In their analysis, Bergholdt et. al obtained protein interaction data from the databases BIND, MINT, IntAct, KEGG annotated protein-protein interactions (PPrel), KEGG Enzymes involved in neighboring steps (ECrel) and Reactome proteins involved in the same complex, indirect complex or same or indirect reaction. These databases could be useful to us in potentially determining SNP effects on protein-protein interactions, and we may be able to incorporate their method of visualization in our own program.

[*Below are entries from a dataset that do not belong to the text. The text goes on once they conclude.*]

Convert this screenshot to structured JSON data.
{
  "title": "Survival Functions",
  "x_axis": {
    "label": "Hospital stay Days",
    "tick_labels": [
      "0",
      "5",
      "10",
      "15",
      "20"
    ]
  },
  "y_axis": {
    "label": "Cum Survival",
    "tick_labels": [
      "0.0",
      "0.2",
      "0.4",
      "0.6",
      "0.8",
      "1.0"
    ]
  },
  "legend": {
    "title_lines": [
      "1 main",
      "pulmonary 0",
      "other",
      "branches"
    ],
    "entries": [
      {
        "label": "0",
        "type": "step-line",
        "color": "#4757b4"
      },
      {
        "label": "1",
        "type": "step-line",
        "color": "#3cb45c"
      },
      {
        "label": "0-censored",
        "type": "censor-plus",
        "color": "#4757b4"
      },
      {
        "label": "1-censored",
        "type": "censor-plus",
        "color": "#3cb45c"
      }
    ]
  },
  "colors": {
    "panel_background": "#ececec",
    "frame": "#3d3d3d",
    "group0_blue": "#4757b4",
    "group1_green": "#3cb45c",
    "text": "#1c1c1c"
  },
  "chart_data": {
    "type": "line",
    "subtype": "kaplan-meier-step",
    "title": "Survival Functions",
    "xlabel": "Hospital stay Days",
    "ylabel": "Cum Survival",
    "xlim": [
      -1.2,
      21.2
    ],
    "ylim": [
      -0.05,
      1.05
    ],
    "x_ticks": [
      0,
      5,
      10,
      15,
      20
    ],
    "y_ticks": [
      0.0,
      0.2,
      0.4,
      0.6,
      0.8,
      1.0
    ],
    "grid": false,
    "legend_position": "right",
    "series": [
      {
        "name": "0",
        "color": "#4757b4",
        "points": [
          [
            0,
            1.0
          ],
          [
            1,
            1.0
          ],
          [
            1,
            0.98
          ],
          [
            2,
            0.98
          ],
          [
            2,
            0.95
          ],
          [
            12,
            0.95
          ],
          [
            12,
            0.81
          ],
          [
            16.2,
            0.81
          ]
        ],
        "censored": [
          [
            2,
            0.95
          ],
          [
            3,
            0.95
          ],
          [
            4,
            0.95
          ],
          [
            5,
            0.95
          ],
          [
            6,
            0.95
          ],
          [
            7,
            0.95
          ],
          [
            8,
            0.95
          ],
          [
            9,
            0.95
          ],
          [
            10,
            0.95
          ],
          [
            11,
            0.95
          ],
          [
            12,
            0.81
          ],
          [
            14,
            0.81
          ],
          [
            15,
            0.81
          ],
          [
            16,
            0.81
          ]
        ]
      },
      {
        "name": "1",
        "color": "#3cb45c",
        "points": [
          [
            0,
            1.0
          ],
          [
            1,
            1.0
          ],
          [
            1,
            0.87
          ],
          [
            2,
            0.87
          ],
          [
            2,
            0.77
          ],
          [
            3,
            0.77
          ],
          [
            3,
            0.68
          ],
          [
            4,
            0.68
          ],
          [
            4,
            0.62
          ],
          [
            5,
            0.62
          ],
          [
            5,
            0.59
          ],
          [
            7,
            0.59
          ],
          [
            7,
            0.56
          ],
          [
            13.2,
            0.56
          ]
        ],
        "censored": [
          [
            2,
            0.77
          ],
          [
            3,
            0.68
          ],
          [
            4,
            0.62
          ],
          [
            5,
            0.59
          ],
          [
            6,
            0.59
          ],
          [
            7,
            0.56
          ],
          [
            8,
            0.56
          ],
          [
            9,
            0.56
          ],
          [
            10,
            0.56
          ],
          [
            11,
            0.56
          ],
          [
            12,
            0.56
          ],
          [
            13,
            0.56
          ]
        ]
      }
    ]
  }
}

Here's their paper: Integrative analysis for finding genes and networks involved in diabetes and other complex diseases

Protein network interactions described by Bergholdt et. al in Type I Diabetes
Significant functional modules described by Bergholdt et. al in Type I Diabetes

Other Projects for the Trait-O-Matic Add-on

Looking into Pharmacogenetics

  • If we look at table 1, we find a list of polymorphisms of genes important to drug metabolism, and how they would effect different phenotypes. We could start immediately searching for these polymorphisms in the genomes entered as input and scan for these specific mutations, thus being able to readily point spew out a phenotype.
  • Perhaps in order to make our searching method more efficient, we could first look for genes involved in the most number of pathways such as CYP3A4, and look for mutations in those, and then work our way from most common to least common. It is nice that in this picture we can start looking at genes in terms of frequency.
  • Another interesting find in this article was that pharmacogenetic polymorphisms differ in frequency among ethnic and racial groups. So now we would know to include these as a primary criteria when we choose to look at external factors.